# A bit watery!



## nicholasj (Nov 11, 2013)

Two attempts this morning.

The first.....

In the Rancilio Bottomless, triple basket. 21g in and 40g out in 28 seconds. It was very watery and didn't taste nice at all.

Adjust the grinder to a bit finer.

The second, I went back to the normal spouted PF and double basket. 16g in and 30g out in 26 seconds. Much improved taste, which wasn't difficult after the first brew. But still only 6/10 at most and still a bit watery.

Not sure what I can adjust next, any help here please.


----------



## garydyke1 (Mar 9, 2011)

Try increasing the dose in the 'normal double basket' to 17 or 18g and aim for the same output and a longer contact time (>30 sec)


----------



## nicholasj (Nov 11, 2013)

garydyke1 said:


> Try increasing the dose in the 'normal double basket' to 17 or 18g and aim for the same output and a longer contact time (>30 sec)
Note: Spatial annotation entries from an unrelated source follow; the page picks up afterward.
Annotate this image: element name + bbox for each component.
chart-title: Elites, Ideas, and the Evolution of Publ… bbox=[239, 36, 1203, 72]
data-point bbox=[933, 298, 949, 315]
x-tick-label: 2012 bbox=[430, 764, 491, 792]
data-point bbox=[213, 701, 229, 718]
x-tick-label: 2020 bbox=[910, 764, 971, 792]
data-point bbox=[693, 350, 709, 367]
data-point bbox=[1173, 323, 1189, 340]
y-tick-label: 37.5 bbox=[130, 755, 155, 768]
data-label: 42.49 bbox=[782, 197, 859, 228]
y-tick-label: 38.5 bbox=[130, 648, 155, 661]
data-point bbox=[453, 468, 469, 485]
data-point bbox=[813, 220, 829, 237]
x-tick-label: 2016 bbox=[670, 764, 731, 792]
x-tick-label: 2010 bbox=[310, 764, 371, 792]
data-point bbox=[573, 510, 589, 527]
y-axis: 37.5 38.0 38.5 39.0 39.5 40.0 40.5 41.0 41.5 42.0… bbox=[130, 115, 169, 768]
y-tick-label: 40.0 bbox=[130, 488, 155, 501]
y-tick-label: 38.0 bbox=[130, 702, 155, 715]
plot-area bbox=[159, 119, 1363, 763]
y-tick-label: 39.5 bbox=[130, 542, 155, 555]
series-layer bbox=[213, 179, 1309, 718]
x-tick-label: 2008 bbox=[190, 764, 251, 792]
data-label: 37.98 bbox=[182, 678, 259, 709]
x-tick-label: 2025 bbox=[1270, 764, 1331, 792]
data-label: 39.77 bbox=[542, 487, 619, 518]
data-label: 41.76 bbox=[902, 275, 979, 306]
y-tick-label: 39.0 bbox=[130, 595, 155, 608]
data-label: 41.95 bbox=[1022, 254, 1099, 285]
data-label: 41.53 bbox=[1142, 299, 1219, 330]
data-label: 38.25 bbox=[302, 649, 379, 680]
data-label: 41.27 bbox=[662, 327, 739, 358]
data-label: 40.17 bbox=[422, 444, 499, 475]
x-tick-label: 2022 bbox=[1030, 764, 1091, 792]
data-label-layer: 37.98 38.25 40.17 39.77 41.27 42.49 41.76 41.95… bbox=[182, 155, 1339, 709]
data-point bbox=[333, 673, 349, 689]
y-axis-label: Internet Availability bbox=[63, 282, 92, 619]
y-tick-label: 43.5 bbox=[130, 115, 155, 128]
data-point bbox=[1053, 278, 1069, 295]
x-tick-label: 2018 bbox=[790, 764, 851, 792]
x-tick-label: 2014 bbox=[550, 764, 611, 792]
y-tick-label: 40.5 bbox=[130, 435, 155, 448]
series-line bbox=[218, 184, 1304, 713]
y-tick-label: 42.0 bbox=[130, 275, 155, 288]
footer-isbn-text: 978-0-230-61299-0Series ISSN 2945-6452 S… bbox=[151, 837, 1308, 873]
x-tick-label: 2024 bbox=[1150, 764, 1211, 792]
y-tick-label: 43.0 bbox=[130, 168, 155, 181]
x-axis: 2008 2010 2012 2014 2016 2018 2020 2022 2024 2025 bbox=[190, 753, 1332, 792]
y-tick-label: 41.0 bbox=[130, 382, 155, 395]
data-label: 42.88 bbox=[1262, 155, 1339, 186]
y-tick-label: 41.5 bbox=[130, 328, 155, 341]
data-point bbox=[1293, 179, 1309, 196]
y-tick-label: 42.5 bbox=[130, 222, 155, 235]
Cheers, I'll give that a try tomorrow morning.


----------



## nicholasj (Nov 11, 2013)

garydyke1 said:


> Try increasing the dose in the 'normal double basket' to 17 or 18g and aim for the same output and a longer contact time (>30 sec)


This morning things went well for once.....one of my best after about six months with my setup!! Finished the BB Milk Buster yesterday.

So using a new packet of Rave Chatswood, rested for 10 days. 18g in and 31g out in 33 secs. Very nice.

Not sure if I need to tweek or not!


----------